Concílio Vaticano II, um estímulo forte

António Marcelino, bispo emérito de Aveiro

Regressei de Roma em julho de 1958. Dois meses depois morreu Pio XII. Logo a seguir, um novo Papa. Ouvi a notícia com desconforto. Não era o que esperava. Trazia de Roma o coração cheio de inquietações. O que vi e vivi, ao longo de três anos, dizia-me que as coisas na Igreja  tinham de mudar e voltar ao Evangelho. As primeiras palavras de João XXIII foram presságio de tempos novos. O anúncio inesperado de um Concilio, uma lufada de esperança. Bebi, avidamente, tudo quanto se foi anunciando. Acompanhei o que nos chegava sobre a preparação. O meu bispo alimentava em nós esta tensão positiva. Sentiu que era preciso envolver padres, seminaristas, leigos e consagrados no novo clima que se vivia na Igreja. Criou a “Comissão Diocesana Pro-Concilio” para pôr a Diocese em clima conciliar.

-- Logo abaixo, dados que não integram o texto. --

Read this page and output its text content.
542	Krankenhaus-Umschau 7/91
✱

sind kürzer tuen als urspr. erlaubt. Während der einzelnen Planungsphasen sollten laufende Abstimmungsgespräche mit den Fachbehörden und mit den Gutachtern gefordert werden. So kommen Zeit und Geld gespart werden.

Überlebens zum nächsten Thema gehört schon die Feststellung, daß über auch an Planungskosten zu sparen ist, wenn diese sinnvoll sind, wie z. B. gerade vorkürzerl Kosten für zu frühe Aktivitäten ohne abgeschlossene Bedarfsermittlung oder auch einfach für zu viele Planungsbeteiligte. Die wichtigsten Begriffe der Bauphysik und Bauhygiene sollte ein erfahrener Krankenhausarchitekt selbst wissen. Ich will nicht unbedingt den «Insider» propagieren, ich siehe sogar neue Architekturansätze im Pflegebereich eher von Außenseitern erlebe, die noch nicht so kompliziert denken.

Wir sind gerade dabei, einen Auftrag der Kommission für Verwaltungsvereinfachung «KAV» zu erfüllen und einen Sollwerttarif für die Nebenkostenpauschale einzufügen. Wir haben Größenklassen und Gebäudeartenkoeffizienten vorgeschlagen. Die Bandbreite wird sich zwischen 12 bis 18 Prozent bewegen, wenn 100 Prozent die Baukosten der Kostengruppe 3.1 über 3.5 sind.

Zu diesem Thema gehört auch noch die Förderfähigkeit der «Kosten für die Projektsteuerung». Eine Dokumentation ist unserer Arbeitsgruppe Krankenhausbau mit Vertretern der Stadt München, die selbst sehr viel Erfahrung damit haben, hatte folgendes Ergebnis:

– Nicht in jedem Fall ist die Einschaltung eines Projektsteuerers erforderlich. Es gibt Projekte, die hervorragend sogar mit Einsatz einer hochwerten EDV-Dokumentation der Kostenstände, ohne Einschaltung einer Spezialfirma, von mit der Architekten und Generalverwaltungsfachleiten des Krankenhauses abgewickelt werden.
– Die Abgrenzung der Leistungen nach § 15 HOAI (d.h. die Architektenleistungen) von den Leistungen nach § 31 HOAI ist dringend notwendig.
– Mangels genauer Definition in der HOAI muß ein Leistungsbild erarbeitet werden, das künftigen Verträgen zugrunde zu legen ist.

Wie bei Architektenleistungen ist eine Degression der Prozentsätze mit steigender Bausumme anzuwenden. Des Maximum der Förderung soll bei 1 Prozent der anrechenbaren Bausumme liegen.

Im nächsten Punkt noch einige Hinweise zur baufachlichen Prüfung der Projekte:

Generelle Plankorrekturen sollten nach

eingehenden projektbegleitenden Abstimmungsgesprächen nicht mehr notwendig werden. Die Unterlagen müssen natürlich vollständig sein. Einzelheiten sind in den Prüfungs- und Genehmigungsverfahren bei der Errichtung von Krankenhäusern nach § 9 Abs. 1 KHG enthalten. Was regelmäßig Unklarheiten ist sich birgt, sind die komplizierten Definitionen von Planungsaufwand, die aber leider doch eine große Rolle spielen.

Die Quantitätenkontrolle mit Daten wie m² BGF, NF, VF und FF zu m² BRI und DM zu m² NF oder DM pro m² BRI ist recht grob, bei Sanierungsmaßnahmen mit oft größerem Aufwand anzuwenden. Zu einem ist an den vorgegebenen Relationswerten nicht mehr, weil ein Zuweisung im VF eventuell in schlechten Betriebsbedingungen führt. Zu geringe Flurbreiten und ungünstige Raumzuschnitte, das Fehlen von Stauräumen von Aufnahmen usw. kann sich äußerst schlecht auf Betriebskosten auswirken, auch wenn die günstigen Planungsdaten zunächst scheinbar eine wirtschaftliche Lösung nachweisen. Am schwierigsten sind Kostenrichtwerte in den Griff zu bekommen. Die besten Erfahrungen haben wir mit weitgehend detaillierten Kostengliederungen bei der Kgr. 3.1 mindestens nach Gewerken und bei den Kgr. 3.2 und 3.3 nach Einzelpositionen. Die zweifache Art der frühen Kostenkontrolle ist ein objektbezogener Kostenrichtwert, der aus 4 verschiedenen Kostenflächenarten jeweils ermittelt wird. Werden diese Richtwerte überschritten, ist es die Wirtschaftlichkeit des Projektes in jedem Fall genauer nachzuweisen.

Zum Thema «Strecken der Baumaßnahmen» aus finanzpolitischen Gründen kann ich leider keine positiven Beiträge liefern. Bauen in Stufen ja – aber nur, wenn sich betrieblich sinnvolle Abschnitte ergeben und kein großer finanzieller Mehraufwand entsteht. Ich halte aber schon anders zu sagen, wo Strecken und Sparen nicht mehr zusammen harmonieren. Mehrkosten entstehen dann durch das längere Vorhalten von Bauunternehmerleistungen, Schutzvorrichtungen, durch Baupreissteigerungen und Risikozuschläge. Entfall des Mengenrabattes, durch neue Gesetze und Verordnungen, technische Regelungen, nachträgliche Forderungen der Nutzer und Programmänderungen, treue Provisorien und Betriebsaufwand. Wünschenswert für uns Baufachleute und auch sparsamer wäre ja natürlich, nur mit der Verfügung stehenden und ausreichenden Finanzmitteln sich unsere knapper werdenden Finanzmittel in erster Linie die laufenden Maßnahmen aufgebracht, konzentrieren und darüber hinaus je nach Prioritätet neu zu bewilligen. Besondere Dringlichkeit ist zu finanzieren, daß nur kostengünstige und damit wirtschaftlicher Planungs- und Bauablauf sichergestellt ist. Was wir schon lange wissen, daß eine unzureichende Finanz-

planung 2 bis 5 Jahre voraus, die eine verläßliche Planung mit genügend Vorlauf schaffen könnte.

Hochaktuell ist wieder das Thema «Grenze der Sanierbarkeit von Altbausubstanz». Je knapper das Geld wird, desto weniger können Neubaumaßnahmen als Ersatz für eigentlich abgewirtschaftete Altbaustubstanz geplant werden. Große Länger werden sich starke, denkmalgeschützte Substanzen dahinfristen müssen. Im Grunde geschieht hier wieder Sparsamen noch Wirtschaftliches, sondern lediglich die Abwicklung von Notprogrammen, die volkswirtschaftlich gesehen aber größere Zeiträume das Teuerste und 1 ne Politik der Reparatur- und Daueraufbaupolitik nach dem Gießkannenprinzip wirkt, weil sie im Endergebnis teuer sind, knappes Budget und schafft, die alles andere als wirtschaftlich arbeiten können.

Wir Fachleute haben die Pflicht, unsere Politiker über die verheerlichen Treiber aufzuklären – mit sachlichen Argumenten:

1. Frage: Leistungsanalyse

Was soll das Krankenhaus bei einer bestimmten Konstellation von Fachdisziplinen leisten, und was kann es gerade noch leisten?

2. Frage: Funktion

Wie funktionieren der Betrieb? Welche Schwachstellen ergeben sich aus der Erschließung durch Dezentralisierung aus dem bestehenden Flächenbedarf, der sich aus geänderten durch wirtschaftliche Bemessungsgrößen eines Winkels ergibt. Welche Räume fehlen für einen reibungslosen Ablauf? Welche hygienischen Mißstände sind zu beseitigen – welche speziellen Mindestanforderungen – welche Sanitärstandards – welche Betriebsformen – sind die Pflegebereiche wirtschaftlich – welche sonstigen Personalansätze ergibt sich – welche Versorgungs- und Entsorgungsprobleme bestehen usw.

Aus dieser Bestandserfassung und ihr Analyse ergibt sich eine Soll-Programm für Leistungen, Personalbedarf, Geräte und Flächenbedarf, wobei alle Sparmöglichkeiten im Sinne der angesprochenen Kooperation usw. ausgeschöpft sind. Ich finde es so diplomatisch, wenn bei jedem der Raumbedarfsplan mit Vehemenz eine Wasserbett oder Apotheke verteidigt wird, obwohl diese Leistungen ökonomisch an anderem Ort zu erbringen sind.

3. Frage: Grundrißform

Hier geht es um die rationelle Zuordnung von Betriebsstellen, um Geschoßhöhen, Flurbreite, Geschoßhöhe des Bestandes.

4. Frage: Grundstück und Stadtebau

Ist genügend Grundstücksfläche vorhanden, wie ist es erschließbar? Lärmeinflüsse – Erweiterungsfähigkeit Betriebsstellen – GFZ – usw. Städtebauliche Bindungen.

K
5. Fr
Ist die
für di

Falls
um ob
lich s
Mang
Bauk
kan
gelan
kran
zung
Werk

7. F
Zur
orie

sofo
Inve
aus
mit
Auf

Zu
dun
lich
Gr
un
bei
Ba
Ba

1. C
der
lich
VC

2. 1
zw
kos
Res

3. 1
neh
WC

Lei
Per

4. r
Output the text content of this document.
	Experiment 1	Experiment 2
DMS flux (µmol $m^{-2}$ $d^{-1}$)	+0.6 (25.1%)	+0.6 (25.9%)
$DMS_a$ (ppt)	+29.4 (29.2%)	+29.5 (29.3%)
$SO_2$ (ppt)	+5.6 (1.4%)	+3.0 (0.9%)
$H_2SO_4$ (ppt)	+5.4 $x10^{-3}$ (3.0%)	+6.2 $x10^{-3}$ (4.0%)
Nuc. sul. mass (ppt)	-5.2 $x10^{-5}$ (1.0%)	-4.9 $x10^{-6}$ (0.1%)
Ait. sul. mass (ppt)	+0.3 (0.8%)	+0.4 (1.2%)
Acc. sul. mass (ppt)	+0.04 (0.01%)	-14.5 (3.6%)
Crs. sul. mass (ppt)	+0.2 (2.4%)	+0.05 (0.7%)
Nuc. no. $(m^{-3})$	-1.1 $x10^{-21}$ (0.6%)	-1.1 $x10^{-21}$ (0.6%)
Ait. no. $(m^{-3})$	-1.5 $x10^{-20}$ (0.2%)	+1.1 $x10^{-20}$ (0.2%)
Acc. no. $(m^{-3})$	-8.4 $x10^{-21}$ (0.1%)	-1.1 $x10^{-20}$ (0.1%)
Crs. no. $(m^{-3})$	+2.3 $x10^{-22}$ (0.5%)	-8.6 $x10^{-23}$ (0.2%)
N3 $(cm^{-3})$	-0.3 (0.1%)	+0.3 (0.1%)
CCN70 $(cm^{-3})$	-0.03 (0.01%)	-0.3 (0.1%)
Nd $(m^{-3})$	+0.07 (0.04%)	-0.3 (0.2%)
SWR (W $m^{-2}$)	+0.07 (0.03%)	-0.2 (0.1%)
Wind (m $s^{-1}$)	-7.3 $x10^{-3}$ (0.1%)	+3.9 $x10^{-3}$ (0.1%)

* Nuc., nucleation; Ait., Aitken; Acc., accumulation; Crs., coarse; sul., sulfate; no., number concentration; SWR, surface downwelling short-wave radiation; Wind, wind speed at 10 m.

O Concilio começou. O entusiasmo aumentou, dia após dia. O meu bispo, com uma carta regular de Roma, mantinha a diocese desperta. Iam sendo votados os documentos e logo procurávamos dá-los a conhecer. Todas as ocasiões  eram aproveitadas: ultreyas, encontros da Ação Católica, reuniões de padres, encontros de religiosas, encontros de catequistas… Tudo constituía auditório a interessar pelos trabalhos conciliares. Tomaram-se iniciativas, ao tempo inovadoras, de reunir, em cada um das cidades da diocese, as comunidades religiosas da zona para encontros comuns. Não foi fácil. Algumas tinham já os seus mestres e uma iniciativa com padres diocesanos não convencia. Mas a abertura foi progressiva. Quem no início fechou portas, depois as escancarou. Já era o Concílio.

Quando o Vat.II terminou, a Diocese multiplicou as iniciativas. Vieram a Portalegre orientar cursos, abertos aos padres de outras dioceses, especialistas de fora. Fez-se, na catedral, a primeira concelebração eucarística no país, após um curso orientado pelo Père Roguet.  D. Agostinho era, também, presidente da Comissão Episcopal de Pastoral e empenhou-se, fortemente, na abertura do clero do país ao Concilio. Constituiu-se uma equipa nacional com o Cónego Manuel Falcão, os padres João Alves, Armindo Duarte, Manuel Vieira Pinto e eu mesmo, e iniciaram-se as Semanas Nacionais de Pastoral, na Buraca. Depois foram levadas às dioceses que o desejaram. Mestres do Instituto de Pastoral de Madrid, como Floristan, Useros, Elias Yanes, Echarren orientaram as Semanas. Às dioceses já fomos nós, equipa nacional, com os padres Vitor Pinto e Georgino Rocha.  Porque o meu bispo estava muito interessado neste programa, tive de ser eu quem mais se disponibilizou para os cursos diocesanos. Fui a todas as dioceses do continente e das ilhas. De 1968 a 1973 fui a Angola, Moçambique e Guiné. Também, em Moçambique, com uma inovação para quebrar o individualismo das congregações, fizeram-se os primeiros retiros inter congregacionais. Voltei a Angola e a Moçambique, em momentos muito difíceis, para cursos inter diocesanos sobre a LG e GS, da iniciativa das conferências episcopais. Pude verificar a urgência do espirito conciliar, dado que as divisões  no seio da Igreja, eram muitas e dolorosas.

Vi como nas dioceses o espirito conciliar demorava a conquistar os próprios bispos. Um pediu-me que não pregasse mais na sua diocese alguns pontos da Lumen Gentium, porque ele tinha votado contra; outro, da tribuna onde assistia à celebração, interrompeu -me para dizer que orientações litúrgicas do Concilio, tratava-se de dar o sinal da paz, na sua diocese não se admitiam;. ainda outro recomendava-me cuidado com o que ia dizer porque estavam lá todos os inimigos. Eram só padres, e o bispo falava de “eles e nós”…

Passados 50 anos, o Vaticano II, em muitos aspetos da nossa Igreja ainda não foi aceite. Não obstante a preocupação dos bispos, muitos padres e leigos não o conhecem, em aspetos importantes. 50 anos passados podem ser momento de acordar. Não vejo saída para muitos problemas pastorais, sem passar pelos caminhos do Vaticano II. O Povo de Deus, a hierarquia como serviço e não poder, o reconhecimento do lugar dos leigos, a visão positiva e o diálogo mundo, são exemplos a anotar.